According to the court, “these similarities pale, however, in comparison to vast differences in characters, plot, mood, and themes between the two works.” Plaintiff’s screenplay is a dark story, while defendant’s film is a comedy. The characters in the two works are quite different: the male character in plaintiff’s movie is weak and immature, lives with his mother, and is psychologically inseparable from her, while the corresponding character in defendants’ motion picture does not live with his mother, is a successful and happy professional, and is not submissive to his mother’s every request. In plaintiff’s screenplay, the mother in law is an unhappy woman who lives in a poor neighborhood while the mother in law in defendant’s movie is a successful professional who lives in an expensive estate. The girlfriend in the plaintiff’s screenplay is a journalist who has been passed over for a promotion and who is investigating a corporate scandal. In the defendants’ movie, the girlfriend is a dog-walker with artistic aspirations.
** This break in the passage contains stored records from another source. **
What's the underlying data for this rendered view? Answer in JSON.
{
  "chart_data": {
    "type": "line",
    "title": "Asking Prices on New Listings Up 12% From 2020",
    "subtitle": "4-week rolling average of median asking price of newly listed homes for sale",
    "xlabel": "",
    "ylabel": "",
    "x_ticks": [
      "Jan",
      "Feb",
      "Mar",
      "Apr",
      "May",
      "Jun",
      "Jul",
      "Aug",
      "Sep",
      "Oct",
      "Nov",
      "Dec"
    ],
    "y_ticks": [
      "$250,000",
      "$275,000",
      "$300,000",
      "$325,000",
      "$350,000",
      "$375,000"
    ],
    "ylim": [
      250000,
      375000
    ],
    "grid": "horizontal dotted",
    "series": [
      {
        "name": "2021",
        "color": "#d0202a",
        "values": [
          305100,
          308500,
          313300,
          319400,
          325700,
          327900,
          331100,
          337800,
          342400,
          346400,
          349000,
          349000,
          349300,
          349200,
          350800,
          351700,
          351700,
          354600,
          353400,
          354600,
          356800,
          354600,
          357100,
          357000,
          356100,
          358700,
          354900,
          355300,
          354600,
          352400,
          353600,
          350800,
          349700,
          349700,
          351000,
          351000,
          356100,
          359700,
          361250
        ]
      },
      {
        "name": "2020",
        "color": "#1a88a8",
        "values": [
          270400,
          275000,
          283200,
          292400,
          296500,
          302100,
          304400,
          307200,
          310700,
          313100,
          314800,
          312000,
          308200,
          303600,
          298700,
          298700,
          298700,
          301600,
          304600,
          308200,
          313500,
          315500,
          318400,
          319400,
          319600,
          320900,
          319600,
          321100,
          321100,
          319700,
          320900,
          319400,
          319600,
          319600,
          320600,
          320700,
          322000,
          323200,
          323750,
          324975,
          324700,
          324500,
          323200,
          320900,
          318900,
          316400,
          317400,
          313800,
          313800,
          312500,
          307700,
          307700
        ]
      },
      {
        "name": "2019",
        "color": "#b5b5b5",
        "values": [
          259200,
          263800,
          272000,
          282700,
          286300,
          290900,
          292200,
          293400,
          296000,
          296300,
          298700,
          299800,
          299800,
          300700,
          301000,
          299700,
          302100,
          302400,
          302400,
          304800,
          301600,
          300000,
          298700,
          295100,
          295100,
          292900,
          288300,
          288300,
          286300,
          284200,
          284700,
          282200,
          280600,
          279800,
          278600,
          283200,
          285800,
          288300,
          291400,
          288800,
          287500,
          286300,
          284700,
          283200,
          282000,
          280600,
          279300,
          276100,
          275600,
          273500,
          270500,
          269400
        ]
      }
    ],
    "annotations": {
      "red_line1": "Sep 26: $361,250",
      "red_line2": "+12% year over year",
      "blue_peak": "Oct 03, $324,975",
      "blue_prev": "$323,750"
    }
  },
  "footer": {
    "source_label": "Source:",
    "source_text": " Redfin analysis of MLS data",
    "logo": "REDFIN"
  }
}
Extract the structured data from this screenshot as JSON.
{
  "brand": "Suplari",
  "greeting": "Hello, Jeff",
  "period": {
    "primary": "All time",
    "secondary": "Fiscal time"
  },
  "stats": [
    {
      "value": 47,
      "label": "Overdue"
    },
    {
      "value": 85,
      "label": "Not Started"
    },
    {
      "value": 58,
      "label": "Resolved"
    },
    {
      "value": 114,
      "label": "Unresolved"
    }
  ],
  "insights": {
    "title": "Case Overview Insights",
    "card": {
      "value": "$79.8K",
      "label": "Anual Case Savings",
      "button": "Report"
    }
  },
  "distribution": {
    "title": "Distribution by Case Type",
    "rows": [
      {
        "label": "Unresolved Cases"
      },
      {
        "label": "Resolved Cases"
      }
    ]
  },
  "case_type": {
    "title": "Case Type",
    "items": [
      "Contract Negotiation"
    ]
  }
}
The court also held that, compared to the second version of plaintiff’s work, the third and fourth versions are much less similar to defendants’ movie, due to a series of subplots and secondary characters that take the later versions in an entirely new direction.

Finally, the court also rejected the plaintiff’s argument that the copyright registrations for the second, third, and fourth versions of her screenplay “relate back” to the first, such that plaintiff could bring a claim for infringement of the first version of her work even though the work is not registered. According to the court, other courts have at times found that registration of a derivative work relates back to the earlier versions when the earlier versions are included in the derivative. However, the court held that the “relating back” theory does not help plaintiff’s case survive the motion to dismiss. “To the extent that the later versions relate back to the first – meaning that they include the first version in whole or in part – the court has already evaluated the material and found that no substantial similarity exists. To the extent that plaintiff’s case depends on elements specific to the first screenplay, the later works cannot relate back, because they do not include the elements. Therefore, plaintiff may not resort to the first draft of her screenplay to defeat defendants’ motion to dismiss.”